Licht hinterm Schatten?

05.01.2016

© Sabine Rübensaat

Dramatisch sei die Situation vor allem für die Schweinehalter, und die Aussichten für die nächsten Monate seien alles andere als optimistisch. „Die Tendenz geht weiter nach unten“, so der Bauernpräsident. Der Schweinefleischmarkt bleibe ebenso wie der Milchmarkt unter Druck, wobei Vorhersagen über die Jahresmitte 2016 hinaus nicht möglich seien.

 

Kritik an Konzentration


Angesichts der schwierigen Einkommenssituation in der Landwirtschaft sieht Rukwied die Partner in der Wertschöpfungskette in der Pflicht. Derzeit gingen die Folgen schwankender und niedriger Agrarpreise fast ausschließlich zulasten der Landwirte, kritisierte der DBV-Präsident.

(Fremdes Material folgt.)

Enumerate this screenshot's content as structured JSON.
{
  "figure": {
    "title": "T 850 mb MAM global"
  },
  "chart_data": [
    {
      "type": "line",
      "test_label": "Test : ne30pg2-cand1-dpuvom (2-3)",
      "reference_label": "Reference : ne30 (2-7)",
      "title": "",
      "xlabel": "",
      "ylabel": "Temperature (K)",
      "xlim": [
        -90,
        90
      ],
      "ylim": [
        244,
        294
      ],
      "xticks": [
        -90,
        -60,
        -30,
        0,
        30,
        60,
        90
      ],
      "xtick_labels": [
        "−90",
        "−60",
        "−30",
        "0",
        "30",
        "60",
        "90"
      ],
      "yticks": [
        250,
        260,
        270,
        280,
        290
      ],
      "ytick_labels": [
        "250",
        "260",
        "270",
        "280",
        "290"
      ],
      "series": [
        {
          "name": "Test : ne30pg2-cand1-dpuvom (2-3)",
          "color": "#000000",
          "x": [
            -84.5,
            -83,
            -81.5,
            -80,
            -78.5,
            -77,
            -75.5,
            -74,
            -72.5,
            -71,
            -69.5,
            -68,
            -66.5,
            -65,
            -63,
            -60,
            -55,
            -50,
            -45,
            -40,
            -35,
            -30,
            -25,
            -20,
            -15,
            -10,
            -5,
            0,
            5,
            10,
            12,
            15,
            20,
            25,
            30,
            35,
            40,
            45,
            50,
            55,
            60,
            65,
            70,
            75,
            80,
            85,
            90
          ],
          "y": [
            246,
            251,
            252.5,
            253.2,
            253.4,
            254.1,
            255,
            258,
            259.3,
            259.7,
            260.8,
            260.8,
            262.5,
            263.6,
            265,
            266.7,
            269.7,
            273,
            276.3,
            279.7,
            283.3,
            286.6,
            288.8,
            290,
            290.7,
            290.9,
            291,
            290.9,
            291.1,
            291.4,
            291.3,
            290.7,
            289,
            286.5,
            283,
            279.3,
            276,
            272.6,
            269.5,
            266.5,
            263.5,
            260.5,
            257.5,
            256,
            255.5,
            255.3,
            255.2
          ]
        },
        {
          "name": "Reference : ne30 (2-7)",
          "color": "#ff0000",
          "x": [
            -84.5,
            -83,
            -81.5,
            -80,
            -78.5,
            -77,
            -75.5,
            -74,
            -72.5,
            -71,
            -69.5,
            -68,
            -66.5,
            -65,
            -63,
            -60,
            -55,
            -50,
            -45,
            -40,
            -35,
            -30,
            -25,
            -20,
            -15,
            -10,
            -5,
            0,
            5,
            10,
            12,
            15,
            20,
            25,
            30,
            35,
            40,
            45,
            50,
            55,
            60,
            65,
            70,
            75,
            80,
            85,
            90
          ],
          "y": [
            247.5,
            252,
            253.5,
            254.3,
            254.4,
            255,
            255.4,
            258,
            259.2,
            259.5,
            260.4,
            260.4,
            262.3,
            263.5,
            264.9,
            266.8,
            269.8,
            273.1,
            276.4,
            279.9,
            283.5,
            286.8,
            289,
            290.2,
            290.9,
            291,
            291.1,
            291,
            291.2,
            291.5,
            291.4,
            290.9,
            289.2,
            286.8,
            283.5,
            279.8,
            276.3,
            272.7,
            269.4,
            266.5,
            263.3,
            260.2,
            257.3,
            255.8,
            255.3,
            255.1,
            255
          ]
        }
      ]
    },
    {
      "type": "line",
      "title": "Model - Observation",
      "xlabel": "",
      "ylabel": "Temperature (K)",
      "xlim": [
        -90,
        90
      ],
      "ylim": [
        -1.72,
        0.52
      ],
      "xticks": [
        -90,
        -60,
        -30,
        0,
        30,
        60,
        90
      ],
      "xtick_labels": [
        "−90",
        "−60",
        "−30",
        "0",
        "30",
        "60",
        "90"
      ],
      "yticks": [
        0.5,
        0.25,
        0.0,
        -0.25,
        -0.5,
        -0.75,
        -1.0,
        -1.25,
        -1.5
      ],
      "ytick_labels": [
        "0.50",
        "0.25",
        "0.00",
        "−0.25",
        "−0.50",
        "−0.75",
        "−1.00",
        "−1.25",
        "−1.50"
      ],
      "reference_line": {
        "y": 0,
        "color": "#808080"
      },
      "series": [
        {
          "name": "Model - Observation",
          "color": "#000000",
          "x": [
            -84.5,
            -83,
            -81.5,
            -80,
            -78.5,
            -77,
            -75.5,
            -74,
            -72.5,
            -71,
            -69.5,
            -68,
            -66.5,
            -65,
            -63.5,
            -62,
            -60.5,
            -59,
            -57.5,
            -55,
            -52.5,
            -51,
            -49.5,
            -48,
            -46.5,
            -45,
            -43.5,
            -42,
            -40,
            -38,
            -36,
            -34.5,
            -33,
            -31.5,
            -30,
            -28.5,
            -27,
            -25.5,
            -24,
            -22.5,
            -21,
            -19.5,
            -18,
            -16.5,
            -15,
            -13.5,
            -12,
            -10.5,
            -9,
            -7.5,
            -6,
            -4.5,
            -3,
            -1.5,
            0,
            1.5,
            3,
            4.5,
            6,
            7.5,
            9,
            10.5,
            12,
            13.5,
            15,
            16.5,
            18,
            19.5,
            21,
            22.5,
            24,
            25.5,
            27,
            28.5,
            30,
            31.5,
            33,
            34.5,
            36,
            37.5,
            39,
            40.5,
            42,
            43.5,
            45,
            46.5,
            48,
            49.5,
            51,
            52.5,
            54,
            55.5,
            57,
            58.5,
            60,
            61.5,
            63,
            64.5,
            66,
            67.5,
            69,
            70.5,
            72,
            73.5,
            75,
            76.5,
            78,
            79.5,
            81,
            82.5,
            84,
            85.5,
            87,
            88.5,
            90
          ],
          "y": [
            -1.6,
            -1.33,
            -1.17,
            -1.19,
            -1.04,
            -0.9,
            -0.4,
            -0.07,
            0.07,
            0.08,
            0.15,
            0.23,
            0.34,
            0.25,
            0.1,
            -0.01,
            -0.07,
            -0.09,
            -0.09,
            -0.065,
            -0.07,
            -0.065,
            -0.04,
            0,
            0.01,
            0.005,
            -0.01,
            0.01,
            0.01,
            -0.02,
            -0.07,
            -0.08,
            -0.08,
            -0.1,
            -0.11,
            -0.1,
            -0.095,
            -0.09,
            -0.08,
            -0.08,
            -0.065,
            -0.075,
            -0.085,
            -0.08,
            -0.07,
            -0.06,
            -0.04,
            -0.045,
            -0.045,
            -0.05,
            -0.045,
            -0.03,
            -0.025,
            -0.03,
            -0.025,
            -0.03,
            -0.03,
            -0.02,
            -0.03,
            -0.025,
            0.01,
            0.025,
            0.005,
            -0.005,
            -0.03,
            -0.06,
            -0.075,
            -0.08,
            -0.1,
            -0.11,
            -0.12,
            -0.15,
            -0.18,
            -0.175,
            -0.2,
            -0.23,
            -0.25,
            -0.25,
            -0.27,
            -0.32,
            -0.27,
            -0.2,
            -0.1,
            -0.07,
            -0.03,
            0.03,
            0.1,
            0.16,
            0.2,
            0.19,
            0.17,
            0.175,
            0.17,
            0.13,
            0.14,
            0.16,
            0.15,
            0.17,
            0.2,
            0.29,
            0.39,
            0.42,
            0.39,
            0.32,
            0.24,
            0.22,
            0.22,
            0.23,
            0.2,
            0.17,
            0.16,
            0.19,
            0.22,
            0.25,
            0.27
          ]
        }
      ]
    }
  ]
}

Der Handel und die Ernährungsindustrie könnten zu Niedrigpreisen einkaufen. Gleichzeitig seien die Margen spürbar gestiegen. Als eine Ursache für die Schieflage innerhalb der Wertschöpfungskette nannte Rukwied die „wettbewerbsschädliche Konzentration im Lebensmitteleinzelhandel“.


Verärgert zeigte sich Rukwied über „eine kleinteilige Diskussion“ mit dem Lebensmitteleinzelhandel über die Brancheninitiative Tierwohl. Er sei enttäuscht, dass nach wie vor rund 50 Handelsunternehmen außen vor stünden. In den Gesprächen mit dem Handel gehe es derzeit um einen Aufschlag von wenigen Cent auf den bislang abzuführenden Betrag von 4 ct/kg Schweinefleisch, „obwohl eine Verdreifachung nötig wäre“. Nicht nachvollziehbar sei zudem die Forderung des Handels, die Zahl der Optionen zur Umsetzung der höheren Tierwohlansprüche zu reduzieren. DBV-Generalsekretär Bernhard Krüsken kündigte in diesem Zusammenhang an, der Bauernverband werde sich weiterhin mit Nachdruck für eine bessere Finanzausstattung der Brancheninitiative einsetzen. Nach wie vor stehe ein Großteil des Handels zu dem Ansatz. Krüsken: „Die Brancheninitiative ist nicht tot.“

 

Politik mit Augenmaß


Anerkennend äußerte sich Rukwied zu den politischen Maßnahmen zugunsten der landwirtschaftlichen Betriebe. Allerdings könnten das Liquiditätshilfeprogramm und die Erhöhung des Bundeszuschusses zur Landwirtschaftlichen Unfallversicherung (LUV) die Erlöseinbußen lediglich etwas abmildern, jedoch nicht ausgleichen. Der Bauernpräsident mahnte eine „Agrarpolitik mit Augenmaß“ an, die auf Bürokratieabbau setze und wettbewerbsfeindliche Auflagen vermeide. Erneut plädierte Rukwied für eine Risikoausgleichsrücklage als ein Instrument für eine eigenverantwortliche Risikovorsorge.


Wesentlich für eine Verbesserung der Situation sei auch eine Beendigung des von Russland verhängten Importstopps. Das Gebot der Stunde blieben daher politische Initiativen zur Aufhebung des Russlandembargos. Zudem müssten die Bemühungen zur Belebung des Drittlandexports intensiviert werden. „Notwendig ist eine Exportoffensive, um eine Diversifikation wertschöpfungsstarker Absatzkanäle auch in Drittländer zu erreichen“, betonte Rukwied. Er rief die Bundesregierung dazu auf, den deutschen Export „aktiver zu pflegen und zu erschließen“.